1. Think out loud
Creating a succession plan as a fait accompli is rarely a good idea. There are simply too many misunderstandings, assumptions, and interpersonal dynamics that can thwart the best laid plans if you don’t communicate your ideas early and often.

2. Equality is a myth
While “share and share alike” is a good idea in theory, not every child is equipped with the same drive and talent to run your business. It may be fairer for the successor(s) you have chosen to have a larger share of ownership than family members who will be passive owners. Or it may be best to transfer management and ownership to your chosen successor and make other financial arrangements to benefit your other children.

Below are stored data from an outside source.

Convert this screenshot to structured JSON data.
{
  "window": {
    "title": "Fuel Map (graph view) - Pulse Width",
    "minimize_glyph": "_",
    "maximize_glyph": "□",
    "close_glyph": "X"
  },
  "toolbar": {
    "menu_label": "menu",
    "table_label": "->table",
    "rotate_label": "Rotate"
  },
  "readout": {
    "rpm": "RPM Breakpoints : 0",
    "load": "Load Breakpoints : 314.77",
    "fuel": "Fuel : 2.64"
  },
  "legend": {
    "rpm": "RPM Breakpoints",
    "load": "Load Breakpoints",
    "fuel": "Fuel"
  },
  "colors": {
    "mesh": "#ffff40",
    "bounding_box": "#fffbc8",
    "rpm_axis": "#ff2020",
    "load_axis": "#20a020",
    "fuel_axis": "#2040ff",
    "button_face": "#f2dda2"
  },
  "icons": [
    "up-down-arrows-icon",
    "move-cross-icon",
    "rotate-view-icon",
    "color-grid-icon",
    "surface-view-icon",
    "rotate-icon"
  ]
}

3. Invest in training time
Your family business succession plan will have a much better chance of success if you work with your successor(s) for a year or two before you hand over the reins. For solo entrepreneurs, sharing decision making and teaching business skills to someone else can be difficult, but the effort can pay big dividends.

4. Get outside help
It can take a village to sell a business. Most owners will benefit from engaging their CPA, estate planning attorney, business attorney, and financial advisor in the planning stage. There are also companies such as PragmaVentures, Inc. and Codiligent, LLC, which specialize in business succession planning and who can help owners work through difficult issues.

5. Start early
If you want to keep your business in the family, procrastination is a bad idea. Many business succession experts suggest a minimum of three to five years advance planning. A good succession plan can ensure that you will have the funds needed to retire and that the company you have built will thrive in the hands of the next generation.